От резкого удара обе створки двери в Зал Замещения распахнулись настежь, и на свет перед изумленной охраной и застывшими в ожидании Оком и Зерцалом появился Владыка. Обнаженный, он прихрамывал на ушибленную ударом о дверь ногу, а на руках его покоилось тело Верховного Хранителя Ума.

Запрокинутая голова Хранителя уставилась в потолок пустыми, будто опаленными, впадинами глазниц, лишенными век, а из уголка рта стекала тонкая струйка почти черной крови.

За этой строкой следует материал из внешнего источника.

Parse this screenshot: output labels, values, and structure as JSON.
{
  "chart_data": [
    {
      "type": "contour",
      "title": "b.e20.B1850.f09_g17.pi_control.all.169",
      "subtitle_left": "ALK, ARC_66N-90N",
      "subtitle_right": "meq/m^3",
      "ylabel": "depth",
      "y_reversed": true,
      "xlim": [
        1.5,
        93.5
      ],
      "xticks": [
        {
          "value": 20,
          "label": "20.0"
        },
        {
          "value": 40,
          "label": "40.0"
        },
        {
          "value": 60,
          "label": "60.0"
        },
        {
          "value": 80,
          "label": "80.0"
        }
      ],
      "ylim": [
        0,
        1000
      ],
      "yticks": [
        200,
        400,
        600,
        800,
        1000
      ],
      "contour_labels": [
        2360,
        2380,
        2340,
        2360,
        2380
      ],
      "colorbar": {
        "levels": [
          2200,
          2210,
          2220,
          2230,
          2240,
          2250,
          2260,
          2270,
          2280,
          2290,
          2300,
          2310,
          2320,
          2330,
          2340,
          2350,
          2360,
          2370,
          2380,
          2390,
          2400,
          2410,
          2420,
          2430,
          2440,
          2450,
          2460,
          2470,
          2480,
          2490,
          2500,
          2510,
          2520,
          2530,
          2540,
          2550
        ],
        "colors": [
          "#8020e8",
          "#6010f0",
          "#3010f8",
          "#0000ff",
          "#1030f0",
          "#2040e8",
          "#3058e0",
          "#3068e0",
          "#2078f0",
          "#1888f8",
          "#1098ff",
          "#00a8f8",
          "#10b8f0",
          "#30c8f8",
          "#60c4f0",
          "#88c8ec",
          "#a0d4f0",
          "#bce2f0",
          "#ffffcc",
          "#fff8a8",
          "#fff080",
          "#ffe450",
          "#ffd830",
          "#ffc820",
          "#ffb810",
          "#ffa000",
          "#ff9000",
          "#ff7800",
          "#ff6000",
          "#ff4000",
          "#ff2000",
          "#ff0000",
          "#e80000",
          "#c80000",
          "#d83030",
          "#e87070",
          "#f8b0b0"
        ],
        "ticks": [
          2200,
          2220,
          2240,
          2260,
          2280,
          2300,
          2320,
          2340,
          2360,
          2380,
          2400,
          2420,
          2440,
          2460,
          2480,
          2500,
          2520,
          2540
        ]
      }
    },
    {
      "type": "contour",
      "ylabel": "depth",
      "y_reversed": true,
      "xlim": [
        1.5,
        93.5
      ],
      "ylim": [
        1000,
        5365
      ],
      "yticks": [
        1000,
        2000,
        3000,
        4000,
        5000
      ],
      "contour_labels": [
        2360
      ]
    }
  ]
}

С мучительной гримасой, Владыка опустился на колени перед собравшимися и бережно положил на пол тело Ума. А когда он поднялся, в желтых глазах его плескалась невыразимая боль и звериная ярость, да такая, что подскочивший не вовремя с плащом на протянутых руках стражник упал без чувств, столкнувшись с взглядом повелителя шестой части известных людям земель.

- Лекаря! - негромко приказал Владыка, и от голоса его повеяло не холодом, нет… чем-то запредельно страшным повеяло. - Ему - лекаря, мне - доклад… как вы тут жили без меня… товарищи.